Cultures 

A Lyon, les défenseurs de la free party descendent dans la rue

actualisé le 19/03/2017 à 19h06

Le samedi 18 mars, une manifestation promise comme festive est programmée à Lyon et dans d’autres villes en France, dans le but de « défendre la culture rave ». Les organisateurs demandent la fin d’une « répression policière », et une reconnaissance de leur approche de la musique.

« Pour vivre heureux, arrêtons de vivre cachés ». Les organisateurs de free party et leurs habitués, teufeurs notamment, descendent dans la rue.

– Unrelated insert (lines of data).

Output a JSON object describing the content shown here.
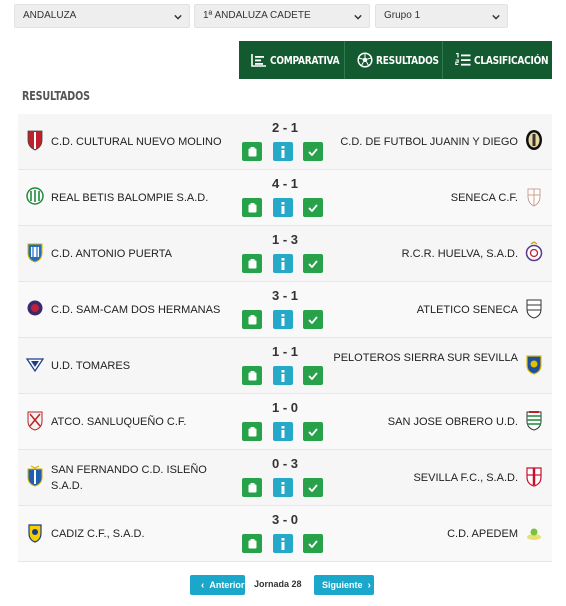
{
  "filters": {
    "region": "ANDALUZA",
    "competition": "1ª ANDALUZA CADETE",
    "group": "Grupo 1"
  },
  "tabs": [
    {
      "label": "COMPARATIVA",
      "icon": "bar-chart-icon"
    },
    {
      "label": "RESULTADOS",
      "icon": "soccer-ball-icon"
    },
    {
      "label": "CLASIFICACIÓN",
      "icon": "ranking-list-icon"
    }
  ],
  "section_title": "RESULTADOS",
  "matches": [
    {
      "home": "C.D. CULTURAL NUEVO MOLINO",
      "score": "2 - 1",
      "away": "C.D. DE FUTBOL JUANIN Y DIEGO"
    },
    {
      "home": "REAL BETIS BALOMPIE S.A.D.",
      "score": "4 - 1",
      "away": "SENECA C.F."
    },
    {
      "home": "C.D. ANTONIO PUERTA",
      "score": "1 - 3",
      "away": "R.C.R. HUELVA, S.A.D."
    },
    {
      "home": "C.D. SAM-CAM DOS HERMANAS",
      "score": "3 - 1",
      "away": "ATLETICO SENECA"
    },
    {
      "home": "U.D. TOMARES",
      "score": "1 - 1",
      "away": "PELOTEROS SIERRA SUR SEVILLA"
    },
    {
      "home": "ATCO. SANLUQUEÑO C.F.",
      "score": "1 - 0",
      "away": "SAN JOSE OBRERO U.D."
    },
    {
      "home": "SAN FERNANDO C.D. ISLEÑO S.A.D.",
      "score": "0 - 3",
      "away": "SEVILLA F.C., S.A.D."
    },
    {
      "home": "CADIZ C.F., S.A.D.",
      "score": "3 - 0",
      "away": "C.D. APEDEM"
    }
  ],
  "pager": {
    "prev_label": "Anterior",
    "current": "Jornada 28",
    "next_label": "Siguiente"
  },
  "colors": {
    "tab_bg": "#145a31",
    "green_button": "#27a24a",
    "info_button": "#26a9c9",
    "pager_button": "#1aa7c9"
  }
}
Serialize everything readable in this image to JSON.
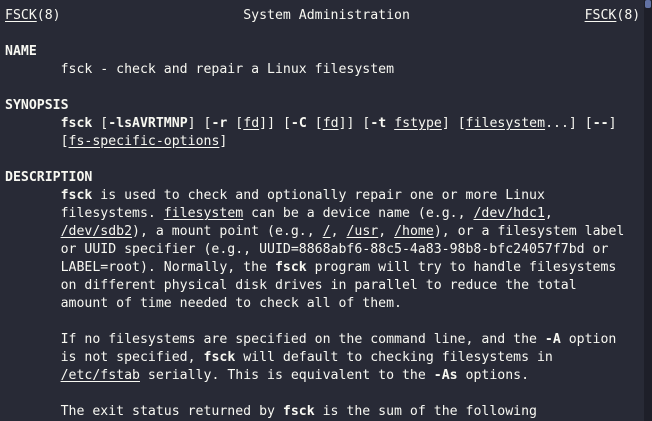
{
  "app": {
    "fg": "#f8f8f2",
    "bg": "#282a36"
  },
  "manpage": {
    "lines": [
      [
        [
          "FSCK",
          "u"
        ],
        [
          "(8)                       System Administration                      ",
          ""
        ],
        [
          "FSCK",
          "u"
        ],
        [
          "(8)",
          ""
        ]
      ],
      [],
      [
        [
          "NAME",
          "b"
        ]
      ],
      [
        [
          "       fsck - check and repair a Linux filesystem",
          ""
        ]
      ],
      [],
      [
        [
          "SYNOPSIS",
          "b"
        ]
      ],
      [
        [
          "       ",
          ""
        ],
        [
          "fsck",
          "b"
        ],
        [
          " [",
          ""
        ],
        [
          "-lsAVRTMNP",
          "b"
        ],
        [
          "] [",
          ""
        ],
        [
          "-r",
          "b"
        ],
        [
          " [",
          ""
        ],
        [
          "fd",
          "u"
        ],
        [
          "]] [",
          ""
        ],
        [
          "-C",
          "b"
        ],
        [
          " [",
          ""
        ],
        [
          "fd",
          "u"
        ],
        [
          "]] [",
          ""
        ],
        [
          "-t",
          "b"
        ],
        [
          " ",
          ""
        ],
        [
          "fstype",
          "u"
        ],
        [
          "] [",
          ""
        ],
        [
          "filesystem",
          "u"
        ],
        [
          "...] [",
          ""
        ],
        [
          "--",
          "b"
        ],
        [
          "]",
          ""
        ]
      ],
      [
        [
          "       [",
          ""
        ],
        [
          "fs-specific-options",
          "u"
        ],
        [
          "]",
          ""
        ]
      ],
      [],
      [
        [
          "DESCRIPTION",
          "b"
        ]
      ],
      [
        [
          "       ",
          ""
        ],
        [
          "fsck",
          "b"
        ],
        [
          " is used to check and optionally repair one or more Linux",
          ""
        ]
      ],
      [
        [
          "       filesystems. ",
          ""
        ],
        [
          "filesystem",
          "u"
        ],
        [
          " can be a device name (e.g., ",
          ""
        ],
        [
          "/dev/hdc1",
          "u"
        ],
        [
          ",",
          ""
        ]
      ],
      [
        [
          "       ",
          ""
        ],
        [
          "/dev/sdb2",
          "u"
        ],
        [
          "), a mount point (e.g., ",
          ""
        ],
        [
          "/",
          "u"
        ],
        [
          ", ",
          ""
        ],
        [
          "/usr",
          "u"
        ],
        [
          ", ",
          ""
        ],
        [
          "/home",
          "u"
        ],
        [
          "), or a filesystem label",
          ""
        ]
      ],
      [
        [
          "       or UUID specifier (e.g., UUID=8868abf6-88c5-4a83-98b8-bfc24057f7bd or",
          ""
        ]
      ],
      [
        [
          "       LABEL=root). Normally, the ",
          ""
        ],
        [
          "fsck",
          "b"
        ],
        [
          " program will try to handle filesystems",
          ""
        ]
      ],
      [
        [
          "       on different physical disk drives in parallel to reduce the total",
          ""
        ]
      ],
      [
        [
          "       amount of time needed to check all of them.",
          ""
        ]
      ],
      [],
      [
        [
          "       If no filesystems are specified on the command line, and the ",
          ""
        ],
        [
          "-A",
          "b"
        ],
        [
          " option",
          ""
        ]
      ],
      [
        [
          "       is not specified, ",
          ""
        ],
        [
          "fsck",
          "b"
        ],
        [
          " will default to checking filesystems in",
          ""
        ]
      ],
      [
        [
          "       ",
          ""
        ],
        [
          "/etc/fstab",
          "u"
        ],
        [
          " serially. This is equivalent to the ",
          ""
        ],
        [
          "-As",
          "b"
        ],
        [
          " options.",
          ""
        ]
      ],
      [],
      [
        [
          "       The exit status returned by ",
          ""
        ],
        [
          "fsck",
          "b"
        ],
        [
          " is the sum of the following",
          ""
        ]
      ]
    ]
  }
}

Lors du week-end du 16 août, une rave-party  à Plélauff s’est achevée par la saisie de l’intégralité du matériel de sonorisation du collectif Marmotek. Le 12 novembre dernier, l’intervention des forces de l’ordre dans une autre free party en Bretagne avait fait trois blessés, dont un gendarme.

Le 18 mars, plusieurs « manifestives » auront lieu à l’appel de huit collectifs français, rejoints par près de 200 sound system. Avec un mot d’ordre : défendre la fête libre (free party) et faire connaître cette culture pourtant déjà ancienne.

Celle de Lyon partira de la place Bellecour à 14h30, longera les quais du Rhône jusqu’à l’Hôtel de Ville, pour revenir au point de départ, où des performances de jonglage et de graff sont prévues. Le cortège sera accompagné en musique par 5 chars (des véhicules légers). Environ 1500 personnes sont attendues.

Un ras-le-bol vis à vis de la répression

Sous un aspect festif, la manifestation se veut avant tout revendicative. Les collectifs demandent l’abrogation de la loi de 2002 et de l’amendement Mariani. Ce texte, portant sur « les rassemblements musicaux à caractère festif », vise implicitement les free party et interdit tout rassemblement non déclaré de plus de 500 personnes.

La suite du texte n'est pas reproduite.